Mistake No. 4: You’re Not Setting and using the Hookhook Properly with the fly line
This is a common mistake for new anglers. You see an opportunity to catch fish, and you want to throw your line and get a hook into that fish.
But instead of setting the Hookhook properly, you throw the line over your shoulder and into the air, or you use a spinner bait or other lure with a loop on it and drop the cable into the water. This is not a proper method of setting the Hookhook.
To set the Hookhook, you have to use a “slip sinker” — a weight in front of the Hookhook. This helps prevent the Hookhook from getting stuck in the fish’s mouth.
Mistake No. 5: You are not using the Right Gear for fly fishing.
Gear is your friend. It makes life easier and saves time, and in some cases, it even helps you accomplish more. But if you’re not using the right gear for the job at hand, you can find yourself in a lot of trouble.
If you don’t know the correct gear for the task at hand, you might even find yourself in an accident.
To fish, you need waders, boots, rods, reels, leaders, tippets, flies, etc.
When it comes to your first rig, you’ll want to consider the weight and size of the rod, the size of the reel you’re going to use, and the line you’re going to use.
Mistake No. 6: You’re stuck at one fishing spot or place
If you’re fishing for a while and not catching anything, it might be time to move on to other fishing spots. Newbie anglers sometimes stand in one area for an hour and don’t catch anything.

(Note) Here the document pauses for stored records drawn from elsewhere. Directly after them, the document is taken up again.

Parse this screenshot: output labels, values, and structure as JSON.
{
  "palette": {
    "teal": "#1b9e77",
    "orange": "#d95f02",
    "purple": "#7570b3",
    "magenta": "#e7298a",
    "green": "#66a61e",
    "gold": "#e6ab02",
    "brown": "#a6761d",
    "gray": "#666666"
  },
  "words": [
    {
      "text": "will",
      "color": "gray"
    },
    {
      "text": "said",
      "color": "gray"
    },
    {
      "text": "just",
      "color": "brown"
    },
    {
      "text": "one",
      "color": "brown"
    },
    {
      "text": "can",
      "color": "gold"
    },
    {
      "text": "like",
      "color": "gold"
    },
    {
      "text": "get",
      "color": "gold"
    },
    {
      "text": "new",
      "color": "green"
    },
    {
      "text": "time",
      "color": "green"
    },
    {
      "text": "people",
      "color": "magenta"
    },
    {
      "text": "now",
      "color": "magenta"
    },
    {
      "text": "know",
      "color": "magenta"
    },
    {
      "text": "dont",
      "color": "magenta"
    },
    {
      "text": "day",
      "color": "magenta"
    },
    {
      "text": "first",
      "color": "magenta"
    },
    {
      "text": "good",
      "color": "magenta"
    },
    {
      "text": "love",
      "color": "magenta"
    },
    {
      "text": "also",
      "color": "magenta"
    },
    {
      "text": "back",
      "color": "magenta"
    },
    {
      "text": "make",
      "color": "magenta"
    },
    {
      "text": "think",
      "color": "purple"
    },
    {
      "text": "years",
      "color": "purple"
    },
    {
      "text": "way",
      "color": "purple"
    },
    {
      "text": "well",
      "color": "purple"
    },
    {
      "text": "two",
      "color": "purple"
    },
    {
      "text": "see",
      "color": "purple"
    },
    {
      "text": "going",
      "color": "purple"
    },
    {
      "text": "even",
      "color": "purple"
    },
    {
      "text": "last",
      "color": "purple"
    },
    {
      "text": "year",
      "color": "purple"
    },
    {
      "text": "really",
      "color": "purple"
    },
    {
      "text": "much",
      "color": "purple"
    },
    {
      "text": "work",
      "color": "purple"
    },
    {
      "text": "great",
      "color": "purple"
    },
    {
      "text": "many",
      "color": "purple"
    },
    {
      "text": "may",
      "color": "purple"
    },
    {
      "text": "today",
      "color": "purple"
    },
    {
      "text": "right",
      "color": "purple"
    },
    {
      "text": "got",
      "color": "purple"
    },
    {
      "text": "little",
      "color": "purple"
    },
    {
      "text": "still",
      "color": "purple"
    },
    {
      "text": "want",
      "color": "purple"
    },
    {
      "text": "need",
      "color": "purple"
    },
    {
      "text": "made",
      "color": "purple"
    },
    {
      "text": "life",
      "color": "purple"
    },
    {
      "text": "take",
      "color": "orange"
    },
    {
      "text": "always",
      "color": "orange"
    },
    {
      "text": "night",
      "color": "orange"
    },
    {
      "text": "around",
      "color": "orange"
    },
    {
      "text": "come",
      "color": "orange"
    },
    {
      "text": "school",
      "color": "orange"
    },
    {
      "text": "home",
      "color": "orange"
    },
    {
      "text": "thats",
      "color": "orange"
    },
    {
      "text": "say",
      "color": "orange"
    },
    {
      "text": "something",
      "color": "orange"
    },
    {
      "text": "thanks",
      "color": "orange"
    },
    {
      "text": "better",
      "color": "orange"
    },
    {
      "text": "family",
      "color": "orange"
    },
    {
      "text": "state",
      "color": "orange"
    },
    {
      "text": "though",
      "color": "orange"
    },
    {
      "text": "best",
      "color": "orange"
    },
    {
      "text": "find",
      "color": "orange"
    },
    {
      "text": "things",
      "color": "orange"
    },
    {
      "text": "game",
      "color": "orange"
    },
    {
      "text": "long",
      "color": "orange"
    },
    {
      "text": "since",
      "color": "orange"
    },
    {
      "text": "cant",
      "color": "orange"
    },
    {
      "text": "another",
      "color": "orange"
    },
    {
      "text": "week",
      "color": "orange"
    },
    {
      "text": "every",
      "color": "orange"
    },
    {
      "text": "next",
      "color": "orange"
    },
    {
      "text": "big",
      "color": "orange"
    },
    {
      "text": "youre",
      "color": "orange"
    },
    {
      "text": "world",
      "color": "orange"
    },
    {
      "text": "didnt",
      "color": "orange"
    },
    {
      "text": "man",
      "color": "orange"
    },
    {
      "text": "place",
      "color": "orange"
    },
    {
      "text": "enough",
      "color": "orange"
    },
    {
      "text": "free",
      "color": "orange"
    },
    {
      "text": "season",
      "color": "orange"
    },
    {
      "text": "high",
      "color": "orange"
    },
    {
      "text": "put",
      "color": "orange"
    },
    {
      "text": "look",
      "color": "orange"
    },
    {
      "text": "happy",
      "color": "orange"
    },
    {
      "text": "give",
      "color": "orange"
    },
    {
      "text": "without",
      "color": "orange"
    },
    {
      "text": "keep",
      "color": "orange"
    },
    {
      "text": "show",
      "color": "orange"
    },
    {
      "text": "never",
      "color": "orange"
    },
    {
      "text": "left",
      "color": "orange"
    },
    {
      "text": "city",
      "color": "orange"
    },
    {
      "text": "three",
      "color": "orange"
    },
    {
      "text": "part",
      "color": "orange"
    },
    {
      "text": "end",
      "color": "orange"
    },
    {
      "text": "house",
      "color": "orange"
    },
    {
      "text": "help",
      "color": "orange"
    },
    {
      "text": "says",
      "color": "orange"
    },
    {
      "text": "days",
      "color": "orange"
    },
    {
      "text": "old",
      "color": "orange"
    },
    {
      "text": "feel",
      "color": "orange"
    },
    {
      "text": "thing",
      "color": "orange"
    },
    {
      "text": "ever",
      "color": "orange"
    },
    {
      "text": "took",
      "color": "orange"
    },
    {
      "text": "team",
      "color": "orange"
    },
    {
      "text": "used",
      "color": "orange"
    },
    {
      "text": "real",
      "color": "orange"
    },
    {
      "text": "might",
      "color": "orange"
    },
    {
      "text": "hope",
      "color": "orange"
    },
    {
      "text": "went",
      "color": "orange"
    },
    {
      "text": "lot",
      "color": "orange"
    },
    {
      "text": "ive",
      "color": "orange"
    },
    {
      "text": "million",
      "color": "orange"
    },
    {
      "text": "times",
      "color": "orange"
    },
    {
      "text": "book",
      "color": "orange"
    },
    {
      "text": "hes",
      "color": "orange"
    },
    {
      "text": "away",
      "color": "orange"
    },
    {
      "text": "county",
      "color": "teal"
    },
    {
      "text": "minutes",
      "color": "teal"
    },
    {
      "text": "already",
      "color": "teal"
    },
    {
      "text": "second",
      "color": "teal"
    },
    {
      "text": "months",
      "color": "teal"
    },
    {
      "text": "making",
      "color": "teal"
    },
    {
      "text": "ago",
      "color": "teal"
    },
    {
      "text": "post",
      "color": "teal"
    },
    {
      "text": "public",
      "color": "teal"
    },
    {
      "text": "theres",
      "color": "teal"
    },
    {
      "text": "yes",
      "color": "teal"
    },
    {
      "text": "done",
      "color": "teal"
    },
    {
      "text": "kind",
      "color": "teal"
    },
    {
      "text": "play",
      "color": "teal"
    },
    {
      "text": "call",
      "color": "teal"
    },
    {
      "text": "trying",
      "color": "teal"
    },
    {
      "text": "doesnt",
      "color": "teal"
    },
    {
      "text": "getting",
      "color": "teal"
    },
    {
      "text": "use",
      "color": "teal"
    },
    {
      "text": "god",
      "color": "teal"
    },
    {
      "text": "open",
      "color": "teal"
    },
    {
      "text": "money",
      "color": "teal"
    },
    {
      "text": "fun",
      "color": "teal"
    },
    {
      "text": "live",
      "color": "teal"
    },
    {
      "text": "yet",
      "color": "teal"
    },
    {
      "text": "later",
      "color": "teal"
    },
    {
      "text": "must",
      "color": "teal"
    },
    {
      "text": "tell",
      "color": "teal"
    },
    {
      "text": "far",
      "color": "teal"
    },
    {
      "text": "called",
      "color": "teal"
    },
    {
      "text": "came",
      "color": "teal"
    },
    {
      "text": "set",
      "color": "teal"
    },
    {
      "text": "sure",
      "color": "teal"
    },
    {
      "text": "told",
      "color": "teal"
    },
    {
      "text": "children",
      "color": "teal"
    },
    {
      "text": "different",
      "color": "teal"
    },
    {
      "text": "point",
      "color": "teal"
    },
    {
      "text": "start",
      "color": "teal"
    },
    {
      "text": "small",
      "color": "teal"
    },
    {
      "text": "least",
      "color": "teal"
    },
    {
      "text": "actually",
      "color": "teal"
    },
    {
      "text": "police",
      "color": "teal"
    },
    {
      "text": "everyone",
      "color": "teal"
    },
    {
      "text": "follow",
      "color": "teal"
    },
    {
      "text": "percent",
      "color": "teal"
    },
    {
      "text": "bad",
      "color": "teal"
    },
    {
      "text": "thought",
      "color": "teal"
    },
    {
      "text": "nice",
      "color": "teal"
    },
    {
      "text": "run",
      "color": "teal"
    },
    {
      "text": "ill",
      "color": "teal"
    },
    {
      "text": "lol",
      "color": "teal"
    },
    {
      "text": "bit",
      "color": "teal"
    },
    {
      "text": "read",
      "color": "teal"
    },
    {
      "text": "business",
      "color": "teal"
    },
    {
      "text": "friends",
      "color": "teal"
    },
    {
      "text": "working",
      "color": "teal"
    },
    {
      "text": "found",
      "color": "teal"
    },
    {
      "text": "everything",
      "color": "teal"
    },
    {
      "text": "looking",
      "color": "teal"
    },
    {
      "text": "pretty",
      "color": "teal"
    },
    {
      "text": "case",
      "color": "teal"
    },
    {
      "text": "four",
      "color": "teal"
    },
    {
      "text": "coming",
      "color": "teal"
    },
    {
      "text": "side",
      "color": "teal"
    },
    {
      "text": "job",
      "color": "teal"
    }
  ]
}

It’s easy to think of fishing as a passive activity. Sure, you can sit and watch from the bank, but that doesn’t take much effort.
I have a dedicated post on how to fly with fishing rods if you like to travel a lot and want to try fishing at different locations. It will tell you how to manage your fishing gear while traveling by air.
Fly Fishing Tips for Beginners Summary
Fly fishing for beginners is not as hard as it may seem. It takes a lot of practice to get good at it.
But, once you have learned how to fly fish, you will find that the sport is more fun than you might expect.
As I mentioned at the beginning of this guide, you may want to check out my best beginner fly rod reviews page to get a sense of what rods are available and what might suit your needs.
I hope you enjoyed this article on Fly Fishing Tips for Beginners and can learn something from it.
And if you have any questions or comments, please feel free to post them in the comments section below.